April 11 (Bloomberg) -- BYD Co., the Chinese electric carmaker partly owned by Warren Buffett’s Berkshire Hathaway Inc., climbed to an eight-month high in Shenzhen trading on speculation the government is close to unveiling plans to boost demand for new energy vehicles, an analyst said.
“There’s been a rumor in the market today that the government’s new-energy car plan will come out as soon as next week, which could be a factor in giving BYD a boost,” Yang Zao, a Shanghai-based analyst with KGI Securities Co., said in a telephone interview. Yang yesterday raised his price estimate for BYD’s Hong Kong-listed shares to HK$21.50 from HK$14.60.
BYD’s A shares surged as much as 8.3 percent to 31.11 yuan, its highest intraday level since Aug. 3. In Hong Kong, the stock climbed as much as 4.4 percent to HK$21.30.

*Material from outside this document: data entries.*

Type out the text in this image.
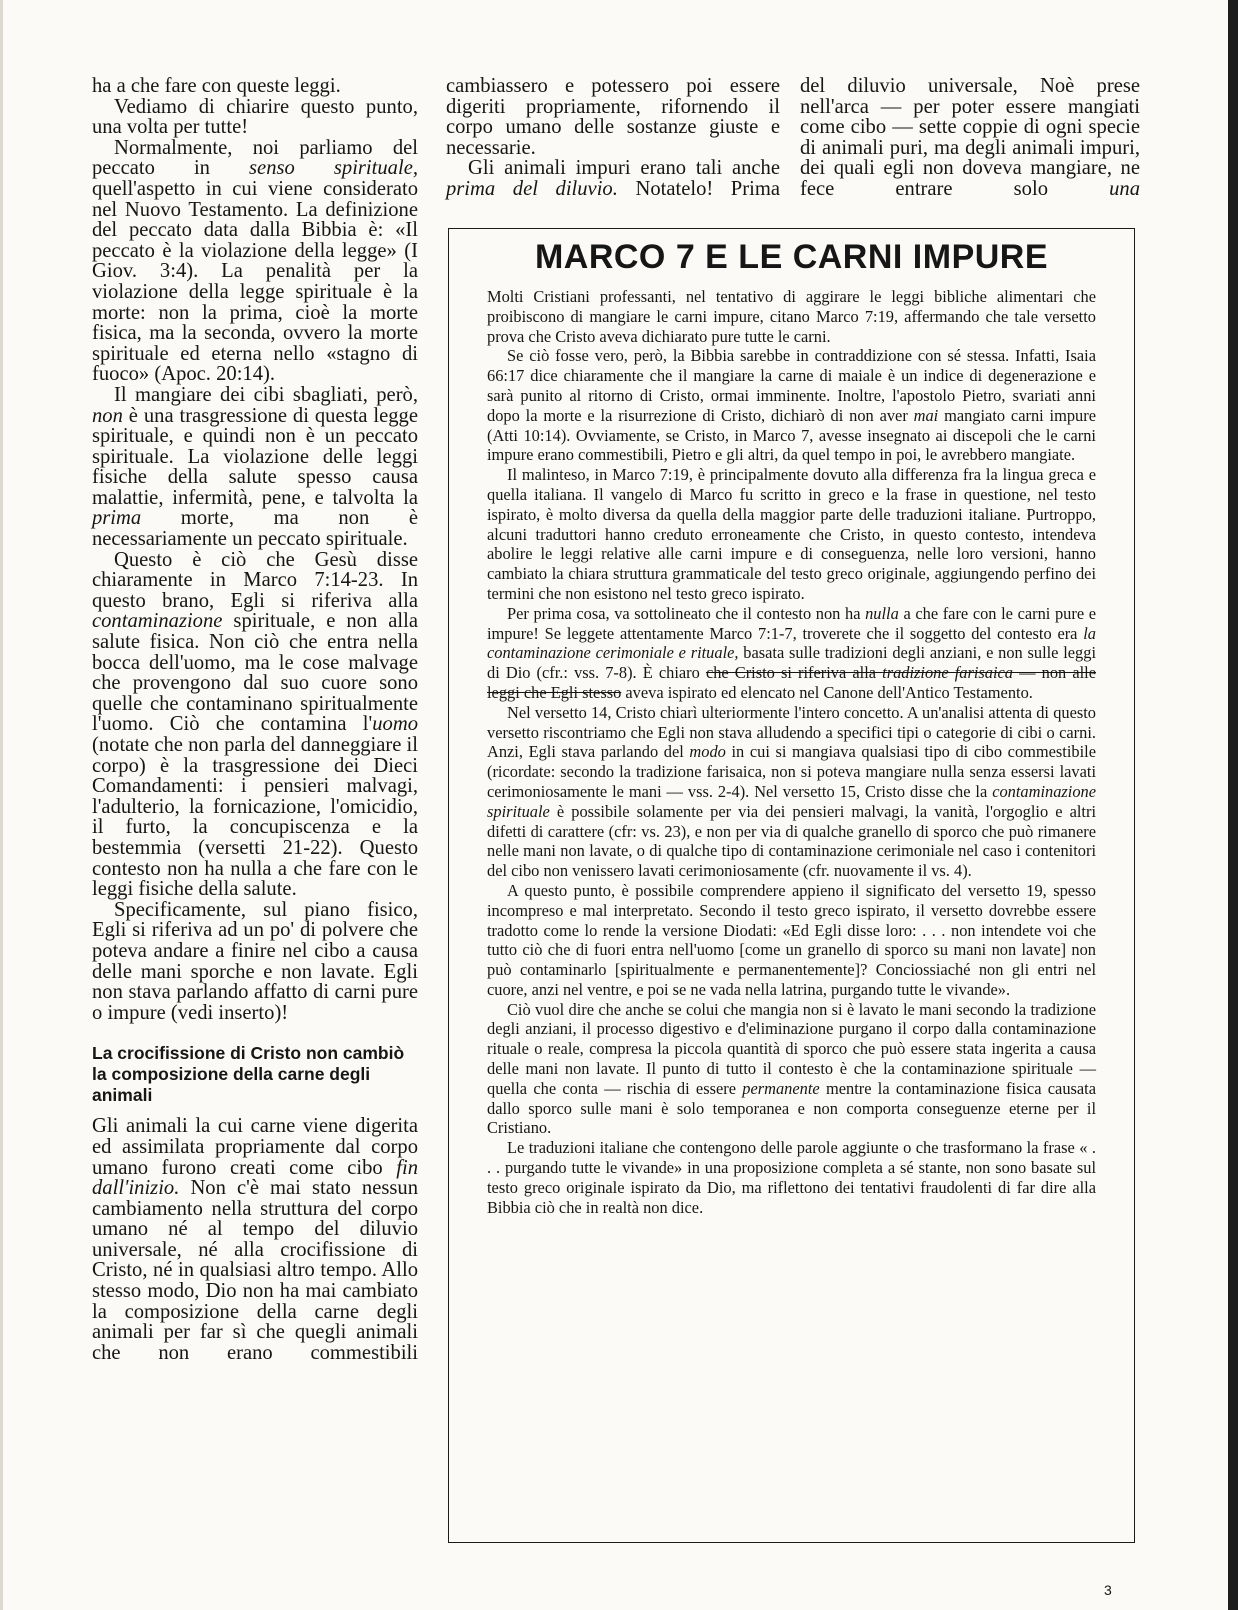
ha a che fare con queste leggi.

Vediamo di chiarire questo punto, una volta per tutte!

Normalmente, noi parliamo del peccato in senso spirituale, quell'aspetto in cui viene considerato nel Nuovo Testamento. La definizione del peccato data dalla Bibbia è: «Il peccato è la violazione della legge» (I Giov. 3:4). La penalità per la violazione della legge spirituale è la morte: non la prima, cioè la morte fisica, ma la seconda, ovvero la morte spirituale ed eterna nello «stagno di fuoco» (Apoc. 20:14).

Il mangiare dei cibi sbagliati, però, non è una trasgressione di questa legge spirituale, e quindi non è un peccato spirituale. La violazione delle leggi fisiche della salute spesso causa malattie, infermità, pene, e talvolta la prima morte, ma non è necessariamente un peccato spirituale.

Questo è ciò che Gesù disse chiaramente in Marco 7:14-23. In questo brano, Egli si riferiva alla contaminazione spirituale, e non alla salute fisica. Non ciò che entra nella bocca dell'uomo, ma le cose malvage che provengono dal suo cuore sono quelle che contaminano spiritualmente l'uomo. Ciò che contamina l'uomo (notate che non parla del danneggiare il corpo) è la trasgressione dei Dieci Comandamenti: i pensieri malvagi, l'adulterio, la fornicazione, l'omicidio, il furto, la concupiscenza e la bestemmia (versetti 21-22). Questo contesto non ha nulla a che fare con le leggi fisiche della salute.

Specificamente, sul piano fisico, Egli si riferiva ad un po' di polvere che poteva andare a finire nel cibo a causa delle mani sporche e non lavate. Egli non stava parlando affatto di carni pure o impure (vedi inserto)!

La crocifissione di Cristo non cambiò la composizione della carne degli animali

Gli animali la cui carne viene digerita ed assimilata propriamente dal corpo umano furono creati come cibo fin dall'inizio. Non c'è mai stato nessun cambiamento nella struttura del corpo umano né al tempo del diluvio universale, né alla crocifissione di Cristo, né in qualsiasi altro tempo. Allo stesso modo, Dio non ha mai cambiato la composizione della carne degli animali per far sì che quegli animali che non erano commestibili

cambiassero e potessero poi essere digeriti propriamente, rifornendo il corpo umano delle sostanze giuste e necessarie.

Gli animali impuri erano tali anche prima del diluvio. Notatelo! Prima

del diluvio universale, Noè prese nell'arca — per poter essere mangiati come cibo — sette coppie di ogni specie di animali puri, ma degli animali impuri, dei quali egli non doveva mangiare, ne fece entrare solo una

MARCO 7 E LE CARNI IMPURE

Molti Cristiani professanti, nel tentativo di aggirare le leggi bibliche alimentari che proibiscono di mangiare le carni impure, citano Marco 7:19, affermando che tale versetto prova che Cristo aveva dichiarato pure tutte le carni.

Se ciò fosse vero, però, la Bibbia sarebbe in contraddizione con sé stessa. Infatti, Isaia 66:17 dice chiaramente che il mangiare la carne di maiale è un indice di degenerazione e sarà punito al ritorno di Cristo, ormai imminente. Inoltre, l'apostolo Pietro, svariati anni dopo la morte e la risurrezione di Cristo, dichiarò di non aver mai mangiato carni impure (Atti 10:14). Ovviamente, se Cristo, in Marco 7, avesse insegnato ai discepoli che le carni impure erano commestibili, Pietro e gli altri, da quel tempo in poi, le avrebbero mangiate.

Il malinteso, in Marco 7:19, è principalmente dovuto alla differenza fra la lingua greca e quella italiana. Il vangelo di Marco fu scritto in greco e la frase in questione, nel testo ispirato, è molto diversa da quella della maggior parte delle traduzioni italiane. Purtroppo, alcuni traduttori hanno creduto erroneamente che Cristo, in questo contesto, intendeva abolire le leggi relative alle carni impure e di conseguenza, nelle loro versioni, hanno cambiato la chiara struttura grammaticale del testo greco originale, aggiungendo perfino dei termini che non esistono nel testo greco ispirato.

Per prima cosa, va sottolineato che il contesto non ha nulla a che fare con le carni pure e impure! Se leggete attentamente Marco 7:1-7, troverete che il soggetto del contesto era la contaminazione cerimoniale e rituale, basata sulle tradizioni degli anziani, e non sulle leggi di Dio (cfr.: vss. 7-8). È chiaro che Cristo si riferiva alla tradizione farisaica — non alle leggi che Egli stesso aveva ispirato ed elencato nel Canone dell'Antico Testamento.

Nel versetto 14, Cristo chiarì ulteriormente l'intero concetto. A un'analisi attenta di questo versetto riscontriamo che Egli non stava alludendo a specifici tipi o categorie di cibi o carni. Anzi, Egli stava parlando del modo in cui si mangiava qualsiasi tipo di cibo commestibile (ricordate: secondo la tradizione farisaica, non si poteva mangiare nulla senza essersi lavati cerimoniosamente le mani — vss. 2-4). Nel versetto 15, Cristo disse che la contaminazione spirituale è possibile solamente per via dei pensieri malvagi, la vanità, l'orgoglio e altri difetti di carattere (cfr: vs. 23), e non per via di qualche granello di sporco che può rimanere nelle mani non lavate, o di qualche tipo di contaminazione cerimoniale nel caso i contenitori del cibo non venissero lavati cerimoniosamente (cfr. nuovamente il vs. 4).

A questo punto, è possibile comprendere appieno il significato del versetto 19, spesso incompreso e mal interpretato. Secondo il testo greco ispirato, il versetto dovrebbe essere tradotto come lo rende la versione Diodati: «Ed Egli disse loro: . . . non intendete voi che tutto ciò che di fuori entra nell'uomo [come un granello di sporco su mani non lavate] non può contaminarlo [spiritualmente e permanentemente]? Conciossiaché non gli entri nel cuore, anzi nel ventre, e poi se ne vada nella latrina, purgando tutte le vivande».

Ciò vuol dire che anche se colui che mangia non si è lavato le mani secondo la tradizione degli anziani, il processo digestivo e d'eliminazione purgano il corpo dalla contaminazione rituale o reale, compresa la piccola quantità di sporco che può essere stata ingerita a causa delle mani non lavate. Il punto di tutto il contesto è che la contaminazione spirituale — quella che conta — rischia di essere permanente mentre la contaminazione fisica causata dallo sporco sulle mani è solo temporanea e non comporta conseguenze eterne per il Cristiano.

Le traduzioni italiane che contengono delle parole aggiunte o che trasformano la frase « . . . purgando tutte le vivande» in una proposizione completa a sé stante, non sono basate sul testo greco originale ispirato da Dio, ma riflettono dei tentativi fraudolenti di far dire alla Bibbia ciò che in realtà non dice.

3
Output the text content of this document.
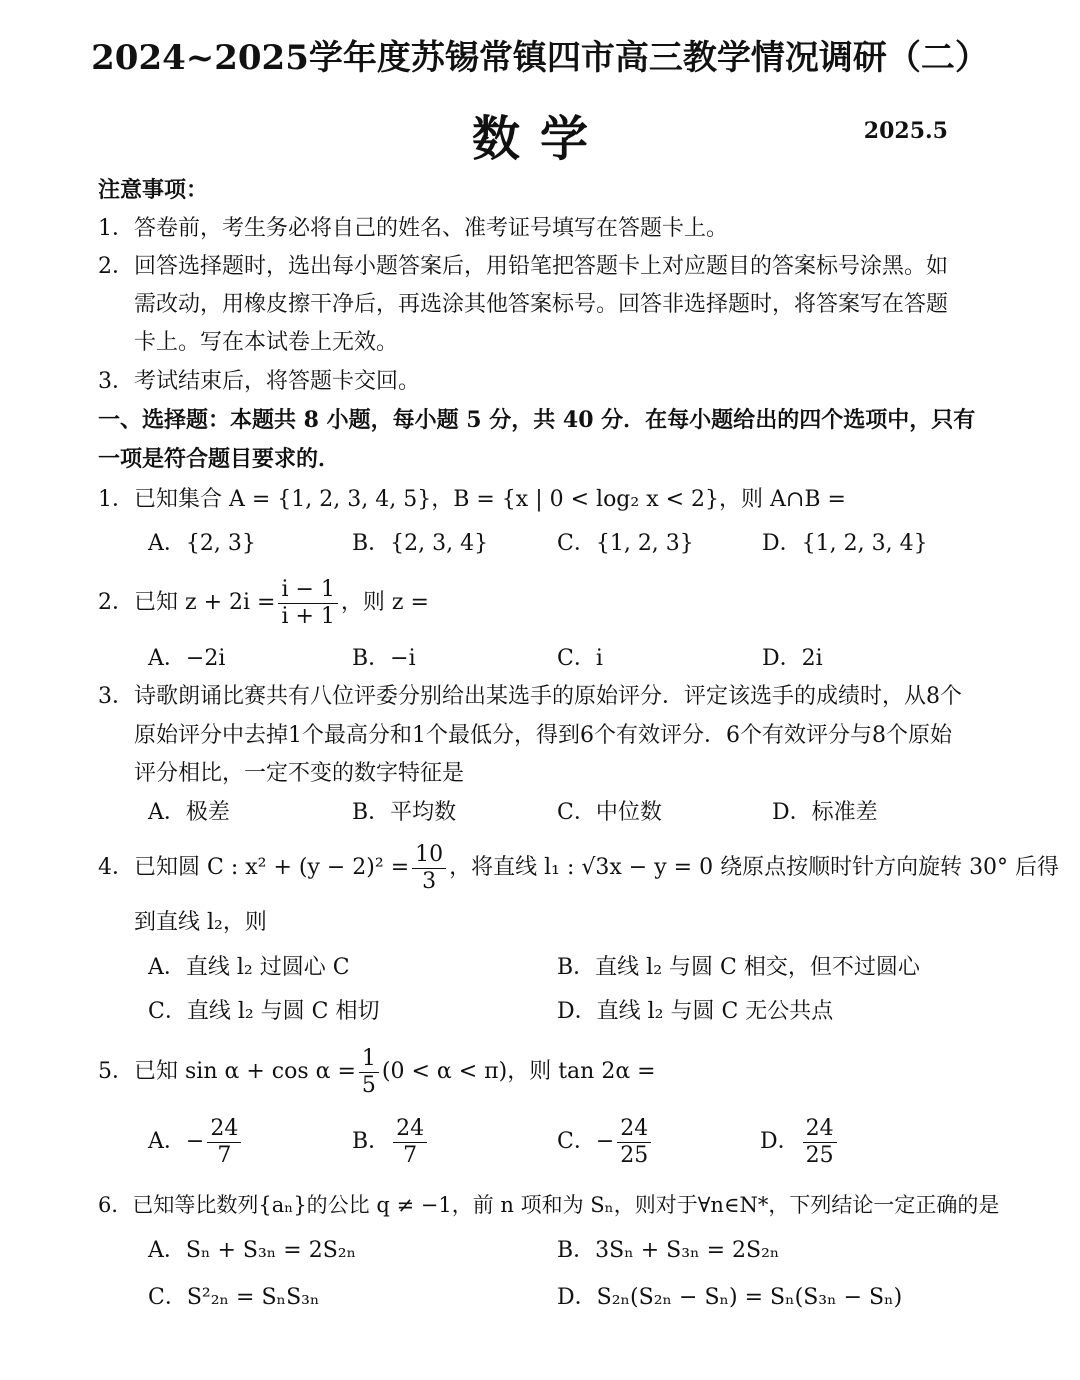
2024~2025学年度苏锡常镇四市高三教学情况调研（二）
数学	2025.5
注意事项：
1．答卷前，考生务必将自己的姓名、准考证号填写在答题卡上。
2．回答选择题时，选出每小题答案后，用铅笔把答题卡上对应题目的答案标号涂黑。如
需改动，用橡皮擦干净后，再选涂其他答案标号。回答非选择题时，将答案写在答题
卡上。写在本试卷上无效。
3．考试结束后，将答题卡交回。
一、选择题：本题共 8 小题，每小题 5 分，共 40 分．在每小题给出的四个选项中，只有
一项是符合题目要求的．
1．已知集合 A = {1, 2, 3, 4, 5}，B = {x | 0 < log₂ x < 2}，则 A∩B =
A．{2, 3}	B．{2, 3, 4}	C．{1, 2, 3}	D．{1, 2, 3, 4}
2．已知 $z + 2i = \frac{i - 1}{i + 1}$ ，则 z =
A．−2i	B．−i	C．i	D．2i
3．诗歌朗诵比赛共有八位评委分别给出某选手的原始评分．评定该选手的成绩时，从8个
原始评分中去掉1个最高分和1个最低分，得到6个有效评分．6个有效评分与8个原始
评分相比，一定不变的数字特征是
A．极差	B．平均数	C．中位数	D．标准差
4．已知圆 C : $x^2 + (y - 2)^2 = \frac{10}{3}$ ，将直线 l₁ : √3x − y = 0 绕原点按顺时针方向旋转 30° 后得
到直线 l₂，则
A．直线 l₂ 过圆心 C	B．直线 l₂ 与圆 C 相交，但不过圆心
C．直线 l₂ 与圆 C 相切	D．直线 l₂ 与圆 C 无公共点
5．已知 $\sin \alpha + \cos \alpha = \frac{1}{5} (0 < \alpha < \pi)$，则 tan 2α =
A．− $\frac{24}{7}$	B． $\frac{24}{7}$	C．− $\frac{24}{25}$	D． $\frac{24}{25}$
6．已知等比数列{aₙ}的公比 q ≠ −1，前 n 项和为 Sₙ，则对于∀n∈N*，下列结论一定正确的是
A．Sₙ + S₃ₙ = 2S₂ₙ	B．3Sₙ + S₃ₙ = 2S₂ₙ
C．S²₂ₙ = SₙS₃ₙ	D．S₂ₙ(S₂ₙ − Sₙ) = Sₙ(S₃ₙ − Sₙ)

China, the world’s largest polluter, is preparing to unveil plans to develop its alternative-energy auto market as it seeks to cut smog and reduce its reliance on imported oil. General Motors Co., Daimler AG and Volkswagen AG have announced plans to introduce new-energy vehicles in China, where Boston Consulting Group Inc. estimated in June that sales of electric cars will exceed those of the U.S. by 2020.
BYD shares may also be getting a boost from media reports, such as the one on Beijing Business Today that cited BYD Chairman Wang Chuanfu as saying the company will double warranties to four years or 100,000 kilometers (62,150 miles) for its vehicles. That may improve consumers’ perceptions about the quality of BYD cars, he said.